Die Bevölkerungszahl Deutschlands ist nach Angaben aus dem Innenministerium seit 2003 rückläufig und betrug im März 2011 etwa 81,7 Millionen. Bis 2060 wird sich die Bevölkerung auf 65 beziehungsweise 70 Millionen Menschen reduzieren. Das Geburtenniveau ist in Deutschland dauerhaft niedrig, gegenwärtig bekommen Frauen im Durchschnitt etwa 1,4 bis 1,5 Kinder. Seit über 150 Jahren steigt die Lebenserwartung in Deutschland kontinuierlich an, pro Jahr um etwa drei Monate. Gegenwärtig liegt die Lebenserwartung Neugeborener bei 77,5 Jahren bei Jungen und bei 82,6 Jahren bei Mädchen.

Für die SPD sind die Pläne trotzdem nur heiße Luft. "Die angebliche Demografiestrategie der Bundesregierung ist weder neu noch strategisch. Sie ist nur ein Potpourri längst bekannter Regierungspläne. Vieles davon ist banal", sagte die Sozialexpertin der SPD-Bundestagsfraktion, Anette Kramme. Natürlich brauchten Kinder aus bildungsfernen Elternhäusern mehr Förderung.
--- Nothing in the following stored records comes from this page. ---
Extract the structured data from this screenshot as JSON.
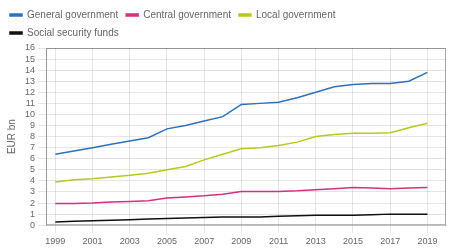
{
  "chart_data": {
    "type": "line",
    "x": [
      1999,
      2000,
      2001,
      2002,
      2003,
      2004,
      2005,
      2006,
      2007,
      2008,
      2009,
      2010,
      2011,
      2012,
      2013,
      2014,
      2015,
      2016,
      2017,
      2018,
      2019
    ],
    "series": [
      {
        "name": "General government",
        "color": "#3070b8",
        "values": [
          6.4,
          6.7,
          7.0,
          7.3,
          7.6,
          7.9,
          8.7,
          9.0,
          9.4,
          9.8,
          10.9,
          11.0,
          11.1,
          11.5,
          12.0,
          12.5,
          12.7,
          12.8,
          12.8,
          13.0,
          13.8
        ]
      },
      {
        "name": "Central government",
        "color": "#d63080",
        "values": [
          1.95,
          1.95,
          2.0,
          2.1,
          2.15,
          2.2,
          2.45,
          2.55,
          2.65,
          2.8,
          3.05,
          3.05,
          3.05,
          3.1,
          3.2,
          3.3,
          3.4,
          3.35,
          3.3,
          3.35,
          3.4
        ]
      },
      {
        "name": "Local government",
        "color": "#b8c820",
        "values": [
          3.9,
          4.1,
          4.2,
          4.35,
          4.5,
          4.7,
          5.0,
          5.3,
          5.9,
          6.4,
          6.9,
          7.0,
          7.2,
          7.5,
          8.0,
          8.2,
          8.3,
          8.3,
          8.35,
          8.8,
          9.2
        ]
      },
      {
        "name": "Social security funds",
        "color": "#101010",
        "values": [
          0.3,
          0.35,
          0.4,
          0.45,
          0.5,
          0.55,
          0.6,
          0.65,
          0.7,
          0.75,
          0.75,
          0.75,
          0.8,
          0.85,
          0.9,
          0.9,
          0.9,
          0.95,
          1.0,
          1.0,
          1.0
        ]
      }
    ],
    "ylabel": "EUR bn",
    "xlim": [
      1998.5,
      2020
    ],
    "xticks": [
      1999,
      2001,
      2003,
      2005,
      2007,
      2009,
      2011,
      2013,
      2015,
      2017,
      2019
    ],
    "ylim": [
      0,
      16
    ],
    "yticks": [
      0,
      1,
      2,
      3,
      4,
      5,
      6,
      7,
      8,
      9,
      10,
      11,
      12,
      13,
      14,
      15,
      16
    ],
    "grid": true,
    "legend": "upper left"
  }
}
Leider äußere sich die Bundesregierung nicht dazu, wie genau sie fördern wolle.

Der Deutsche Gewerkschaftsbund (DGB) forderte einen Kurswechsel bei der Rente. "Zu einer nachhaltigen Demografiestrategie gehört, dass sich auch die Jüngeren auf eine anständige Alterssicherung verlassen können", sagte DGB-Vorstandsmitglied Annelie Buntenbach der Deutschen Presse-Agentur. "Wenn aber die Rentenkürzungen der Politik weiter durchschlagen, wird der Sinkflug der Rente zu einem Sturzflug." Die Regierung müsse aufhören, den Rentenbeitragssatz zu senken und die Rücklagen der gesetzlichen Rentenversicherung "auf Kosten der jüngeren Generationen zu verfrühstücken".

Der Wissenschaftler Reiner Klingholz warf der Politik Versagen vor. Seit vier Jahrzehnten hätten die Verantwortlichen Zeit gehabt, sich auf den demografischen Wandel einzustellen, schreibt der Leiter des Berlin-Instituts für Bevölkerung und Entwicklung in der "Frankfurter Allgemeinen Zeitung". Der Bericht der Bundesregierung sei keine Strategie, "sondern eine kleinteilige Bestandsaufnahme" von Programmen, die ohnehin bereits existierten, so Klingholz. "Eine wirkliche Strategie müsste erstens auf einer schonungslosen Analyse aufbauen, zweitens ein langfristiges, klares Ziel vorgeben und drittens erklären, mit welchen Eingriffen dieses Ziel unter Berücksichtigung der verfügbaren Mittel und Möglichkeiten zu erreichen wäre."